冷徹とは言わないが、任務遂行に対する覚悟を垣間見た気がしたのだ。
「了解しました。では、本部中隊付帯の迫撃砲小隊にやらせます」
「ん。煙幕弾で追い込んでいる間に牛内ダムの別働隊は壁を乗り越え、本部付帯の普通科隊員とタイミングを合わせて皇居を囲むように小隊単位で接近させろ。この時、煙に巻かれぬようにゴーグルの装着と、接近の速度に気を付けさせろ。煙幕より前に出ては意味がない」
即座に通信を行おうとした野元へ注意点を添え、川口は「雨中だが観測は念入りにな」と更に指示を付け加えていた。
野元はそれも含んで通信兵に伝えさせる。
「自分の不勉強を思い知らされます」
もう一度頭を下げる野元だが、川口は彼の肩を軽く二度たたき、ニンマリと笑って答える。
「気にするな。私だって怖じ気づきそうなくらい必死なんだから」
「……恐縮であります」
野元は、なぜ川口が定年前に後進の育成などを考えたのか不思議で仕方なかったが、今回の任務で少しだけ分かったような気がした。

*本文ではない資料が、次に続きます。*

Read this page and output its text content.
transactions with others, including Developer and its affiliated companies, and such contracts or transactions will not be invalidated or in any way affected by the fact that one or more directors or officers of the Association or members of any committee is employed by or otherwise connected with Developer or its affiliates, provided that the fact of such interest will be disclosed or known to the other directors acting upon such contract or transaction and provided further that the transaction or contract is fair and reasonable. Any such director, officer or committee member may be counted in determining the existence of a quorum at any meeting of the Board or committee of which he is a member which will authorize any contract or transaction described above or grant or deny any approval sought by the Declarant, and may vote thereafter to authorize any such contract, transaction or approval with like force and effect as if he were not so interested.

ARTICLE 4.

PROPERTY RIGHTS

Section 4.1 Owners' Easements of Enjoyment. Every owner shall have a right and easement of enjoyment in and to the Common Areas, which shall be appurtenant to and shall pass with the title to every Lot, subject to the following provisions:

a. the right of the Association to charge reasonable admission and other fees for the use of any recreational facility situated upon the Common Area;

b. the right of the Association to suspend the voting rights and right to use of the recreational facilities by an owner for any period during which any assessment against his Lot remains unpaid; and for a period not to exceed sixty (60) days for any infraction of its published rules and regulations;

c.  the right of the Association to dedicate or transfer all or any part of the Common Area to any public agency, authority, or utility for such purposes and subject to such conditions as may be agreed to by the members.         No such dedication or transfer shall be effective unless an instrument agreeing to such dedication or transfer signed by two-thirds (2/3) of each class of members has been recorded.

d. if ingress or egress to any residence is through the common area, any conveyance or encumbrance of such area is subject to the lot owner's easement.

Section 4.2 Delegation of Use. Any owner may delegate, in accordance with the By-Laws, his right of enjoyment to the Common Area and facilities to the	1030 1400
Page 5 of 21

自分が退いたあとに心残りや後腐れを感じないためには、自分と同等と思える人物に丸投げしてしまいたいのではないだろうか。
そうでなければ総指揮官の必死さなど吐露する必要はないはずだ。
決して野元が川口の後任に収まるという話ではないが、川口としてはそうした『芽』を見つけたり育てておきたいのかもしれない。

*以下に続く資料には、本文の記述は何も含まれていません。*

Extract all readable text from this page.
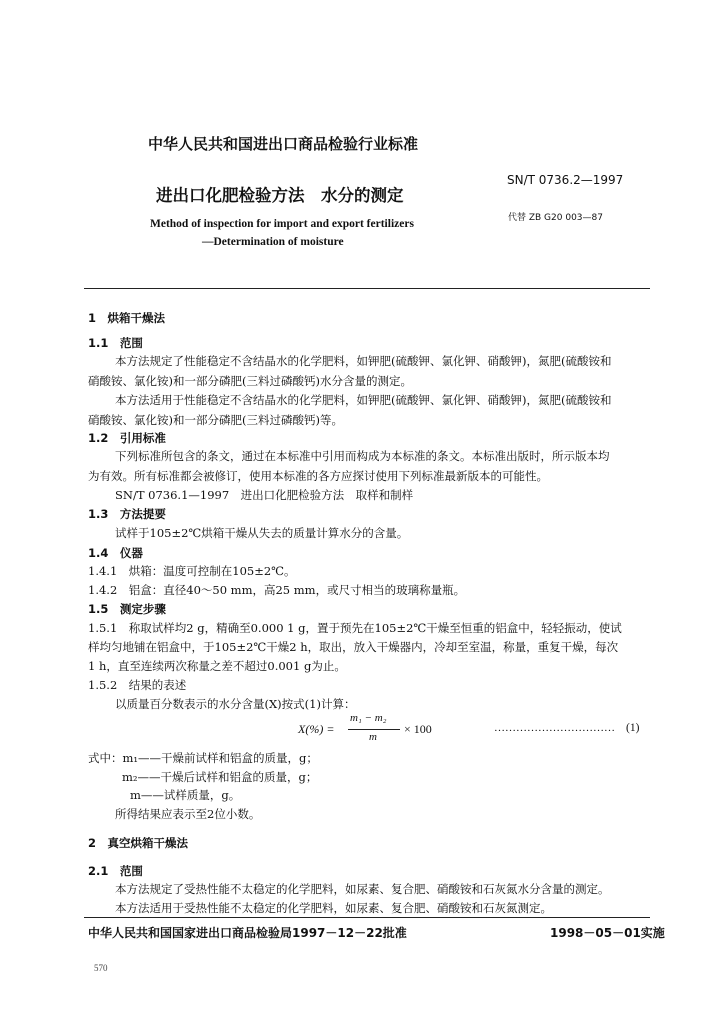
中华人民共和国进出口商品检验行业标准
SN/T 0736.2—1997
进出口化肥检验方法　水分的测定
代替 ZB G20 003—87
Method of inspection for import and export fertilizers
—Determination of moisture
1　烘箱干燥法
1.1　范围
本方法规定了性能稳定不含结晶水的化学肥料，如钾肥(硫酸钾、氯化钾、硝酸钾)，氮肥(硫酸铵和
硝酸铵、氯化铵)和一部分磷肥(三料过磷酸钙)水分含量的测定。
本方法适用于性能稳定不含结晶水的化学肥料，如钾肥(硫酸钾、氯化钾、硝酸钾)，氮肥(硫酸铵和
硝酸铵、氯化铵)和一部分磷肥(三料过磷酸钙)等。
1.2　引用标准
下列标准所包含的条文，通过在本标准中引用而构成为本标准的条文。本标准出版时，所示版本均
为有效。所有标准都会被修订，使用本标准的各方应探讨使用下列标准最新版本的可能性。
SN/T 0736.1—1997　进出口化肥检验方法　取样和制样
1.3　方法提要
试样于105±2℃烘箱干燥从失去的质量计算水分的含量。
1.4　仪器
1.4.1　烘箱：温度可控制在105±2℃。
1.4.2　铝盒：直径40～50 mm，高25 mm，或尺寸相当的玻璃称量瓶。
1.5　测定步骤
1.5.1　称取试样均2 g，精确至0.000 1 g，置于预先在105±2℃干燥至恒重的铝盒中，轻轻振动，使试
样均匀地铺在铝盒中，于105±2℃干燥2 h，取出，放入干燥器内，冷却至室温，称量，重复干燥，每次
1 h，直至连续两次称量之差不超过0.001 g为止。
1.5.2　结果的表述
以质量百分数表示的水分含量(X)按式(1)计算：
X(%) =
m₁ − m₂
m
× 100	…………………………… (1)
式中：m₁——干燥前试样和铝盒的质量，g；
m₂——干燥后试样和铝盒的质量，g；
m——试样质量，g。
所得结果应表示至2位小数。
2　真空烘箱干燥法
2.1　范围
本方法规定了受热性能不太稳定的化学肥料，如尿素、复合肥、硝酸铵和石灰氮水分含量的测定。
本方法适用于受热性能不太稳定的化学肥料，如尿素、复合肥、硝酸铵和石灰氮测定。
中华人民共和国国家进出口商品检验局1997－12－22批准	1998－05－01实施
570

「一佐。この任務に関しては、最後まで随伴させていただきたいと思います。よろしいでしょうか?」
「最後までか?」
「はい」
真剣な目で見やる野元に川口も真面目な顔を返す。
「……そうだな。それがいいだろう」
「有難うございます」
車中ながら野元は堅い声を出し、上官にキッチリとした敬礼をした。
〈紀夫! 人を狙うな! ちょっと外してアイツらを走らせるんだ!〉
〈ウッス!〉
新皇居の周囲に新造された壁を飛び越え、瀬名と田尻と紀夫は三人で智明の手下らしい兵隊を追い込んでいたが、雨足が強くなってきたために皇居まで追い返す作業は難航していた。
恐らく淡路暴走団と
〈田尻! もっと右だ! 二人ほど向きを変えたぞ!〉
〈ウ、ウッス!〉
それは瀬名たちも同じで、紀夫と田尻も視界の悪さと足元の悪さで精度を欠いた動きになってしまっているし、山林スレスレを飛んでいる瀬名も田尻と紀夫のフォローをしながら敵を追い上げねばならず、自然と言葉尻はきつくなってしまう。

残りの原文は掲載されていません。